You should only ever need 1 hashtable for dynamic storage. The life cycle of the contained data should be relatively short so the hashtable size (how much it contains) is kept small.

For large quantities of permanent data you will want many hashtables. If they perform slightly slower no one really cares but the key point is to keep it away from dynamic data usage which can be recalled many times a second. An example would be a recipe system mapping item types to some data.

Anything storing a large amount of data should use its own hashtable if not many hashtables. This is to prevent it interfering with the performance of other systems and to raise its own performance by keeping internal hashtable size low. Such a system I heard do this was a custom pathing system to detect when a mazing TD player blocks with towers.

Hashtables suffer from O(1) to O(n) degradation as the size exceeds the size of the underlying bucket array. The degradation is not clear cut but in the end can really hammer performance if you create really large hashtables (a lot of data in them).

Arrays do not suffer from this performance degradation. Access to an array index is always O(1). The obvious handicap is that arrays have a finite index range while hashtables have no such input restriction due to how they operate.
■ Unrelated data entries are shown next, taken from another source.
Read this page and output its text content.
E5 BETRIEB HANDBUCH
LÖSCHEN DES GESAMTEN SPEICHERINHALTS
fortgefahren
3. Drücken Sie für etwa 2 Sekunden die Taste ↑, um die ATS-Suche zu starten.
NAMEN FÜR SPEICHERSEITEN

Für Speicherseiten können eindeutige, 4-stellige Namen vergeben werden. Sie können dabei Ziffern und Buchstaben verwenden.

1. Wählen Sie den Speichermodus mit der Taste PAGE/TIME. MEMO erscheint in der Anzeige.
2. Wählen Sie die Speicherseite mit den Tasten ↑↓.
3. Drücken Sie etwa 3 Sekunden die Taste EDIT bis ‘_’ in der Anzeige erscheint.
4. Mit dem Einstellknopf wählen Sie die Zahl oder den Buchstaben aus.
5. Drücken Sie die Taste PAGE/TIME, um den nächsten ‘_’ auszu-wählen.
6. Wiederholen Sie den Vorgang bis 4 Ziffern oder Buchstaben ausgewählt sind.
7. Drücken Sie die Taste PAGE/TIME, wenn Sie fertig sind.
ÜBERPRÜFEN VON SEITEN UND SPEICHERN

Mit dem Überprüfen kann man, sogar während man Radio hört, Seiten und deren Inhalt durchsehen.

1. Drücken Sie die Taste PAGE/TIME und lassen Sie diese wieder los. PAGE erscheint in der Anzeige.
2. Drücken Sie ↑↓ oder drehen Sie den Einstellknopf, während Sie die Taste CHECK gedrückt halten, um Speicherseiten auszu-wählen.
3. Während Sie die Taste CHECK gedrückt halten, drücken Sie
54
In theory one could write custom hashtables backed by arrays that could perform better than the built in one due to larger bucket arrays (I doubt the built in ones have a size of 8,000 indices) but in reality JASS is too slow compared to the native hashtables. I did this before hashtables were added into WarCraft III as my alternative to the game cache solution and the finite handle size solution.
 
guys thanks for the participation of all, I still have some doubts about the performance of Hashtables. so I'll create other Thread, for have more information.

Dr Super Good, your answer started clarify some doubts, but it is difficult understand, because i not speak english and the tradutor, is not as effective.

Nestharus, thanks for reply the main question.